A pesquisa considerou raras as espécies Dasyphyllum
candolleanum (Gardner) Cabrera, Dasyphyllum fodinarum
(Gardner) Cabrera, Dasyphyllum lanceolatum (Less.)
Cabrera, Dasyphyllum synacanthum (Baker) Cabrera,
Dasyphyllum velutinum (Baker) Cabrera, Gochnatia
sordida (Less.) Cabrera Holocheilus illustris
(Vell.) Cabrera, Richterago polymorpha (Less.)
Roque, Richterago radiata (Vell.) Roque e Wunderlichia
mirabilis Riedel ex Baker.
Apesar do manancial de informações encontrado em herbários,
o pesquisador realizou coleta de campo em várias cidades,
entre elas, Campinas, Presidente Venceslau, Presidente Epitácio,
Campos do Jordão, Ubatuba, São Luís do Paraitinga, e Iporanga.

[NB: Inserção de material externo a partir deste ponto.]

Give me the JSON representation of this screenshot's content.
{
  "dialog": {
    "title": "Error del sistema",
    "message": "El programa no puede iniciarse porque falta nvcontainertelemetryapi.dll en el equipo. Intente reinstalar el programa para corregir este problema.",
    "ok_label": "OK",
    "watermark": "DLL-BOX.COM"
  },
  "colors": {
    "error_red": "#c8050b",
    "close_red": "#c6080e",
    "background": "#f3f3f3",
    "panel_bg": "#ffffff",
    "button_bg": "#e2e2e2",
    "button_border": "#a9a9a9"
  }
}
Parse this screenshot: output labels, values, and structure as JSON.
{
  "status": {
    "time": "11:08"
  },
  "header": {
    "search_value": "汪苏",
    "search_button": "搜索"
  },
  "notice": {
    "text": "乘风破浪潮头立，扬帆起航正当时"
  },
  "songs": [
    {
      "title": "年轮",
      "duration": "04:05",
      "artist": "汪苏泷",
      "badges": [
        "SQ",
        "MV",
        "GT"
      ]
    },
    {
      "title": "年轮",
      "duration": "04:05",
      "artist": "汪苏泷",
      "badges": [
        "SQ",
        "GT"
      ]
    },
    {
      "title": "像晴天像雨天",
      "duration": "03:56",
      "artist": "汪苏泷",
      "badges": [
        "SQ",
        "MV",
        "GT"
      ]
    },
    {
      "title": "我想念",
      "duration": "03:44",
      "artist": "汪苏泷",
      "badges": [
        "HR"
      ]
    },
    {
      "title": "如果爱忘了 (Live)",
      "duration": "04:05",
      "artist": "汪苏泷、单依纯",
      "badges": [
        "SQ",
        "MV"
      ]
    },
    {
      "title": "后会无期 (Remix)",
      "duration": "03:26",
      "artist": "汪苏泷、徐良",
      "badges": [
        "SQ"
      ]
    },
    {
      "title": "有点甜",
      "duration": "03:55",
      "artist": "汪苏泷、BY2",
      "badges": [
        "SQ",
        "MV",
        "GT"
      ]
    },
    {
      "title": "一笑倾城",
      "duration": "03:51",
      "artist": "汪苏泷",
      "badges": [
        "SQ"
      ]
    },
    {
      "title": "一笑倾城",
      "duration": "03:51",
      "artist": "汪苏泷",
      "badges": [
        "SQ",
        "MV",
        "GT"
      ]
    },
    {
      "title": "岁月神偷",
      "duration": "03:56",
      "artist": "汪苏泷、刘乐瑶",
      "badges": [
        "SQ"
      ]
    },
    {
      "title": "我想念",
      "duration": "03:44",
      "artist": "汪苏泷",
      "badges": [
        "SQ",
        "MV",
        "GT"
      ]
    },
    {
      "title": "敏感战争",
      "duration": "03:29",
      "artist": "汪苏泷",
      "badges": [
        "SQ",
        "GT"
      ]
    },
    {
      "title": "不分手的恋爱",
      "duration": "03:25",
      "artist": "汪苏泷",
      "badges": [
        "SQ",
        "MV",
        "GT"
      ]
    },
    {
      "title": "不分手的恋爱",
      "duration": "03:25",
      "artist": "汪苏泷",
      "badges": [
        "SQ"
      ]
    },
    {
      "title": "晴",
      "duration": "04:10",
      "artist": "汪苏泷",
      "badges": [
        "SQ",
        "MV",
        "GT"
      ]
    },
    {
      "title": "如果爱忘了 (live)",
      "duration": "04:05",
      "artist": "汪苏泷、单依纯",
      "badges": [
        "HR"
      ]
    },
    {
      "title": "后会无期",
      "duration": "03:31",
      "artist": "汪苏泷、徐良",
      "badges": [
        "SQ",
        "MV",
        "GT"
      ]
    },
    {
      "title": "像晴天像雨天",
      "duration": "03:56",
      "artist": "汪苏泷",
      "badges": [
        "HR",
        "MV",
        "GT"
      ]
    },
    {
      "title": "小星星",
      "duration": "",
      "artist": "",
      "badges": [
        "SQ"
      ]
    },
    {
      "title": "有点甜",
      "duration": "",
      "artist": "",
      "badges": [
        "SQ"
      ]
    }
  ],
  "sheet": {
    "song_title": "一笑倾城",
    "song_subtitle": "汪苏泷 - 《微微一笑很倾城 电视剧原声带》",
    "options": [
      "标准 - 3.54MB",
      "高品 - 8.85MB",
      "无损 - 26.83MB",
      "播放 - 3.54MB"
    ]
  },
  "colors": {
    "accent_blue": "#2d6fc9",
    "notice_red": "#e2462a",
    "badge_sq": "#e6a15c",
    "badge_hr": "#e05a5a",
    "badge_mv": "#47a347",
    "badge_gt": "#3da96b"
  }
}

“Tínhamos escopo fechado de fazer o levantamento em São
Paulo, mas decidimos investigar também o outro lado da fronteira”,
acrescenta.
Em sua opinião, a dissertação
também serve para mostrar a necessidade de se realizar levantamentos
florísticos da diversidade vegetal. Novas pesquisas podem
descobrir novos registros não só para São Paulo, mas também
para vários estados. “Também vi material sem essas citações
no Pará, no Paraná e em Minas Gerais”, acrescenta. E olha
que foram mais de 10 mil materiais consultados por ele,
o que o levou a montar um banco com mais de 20 mil imagens.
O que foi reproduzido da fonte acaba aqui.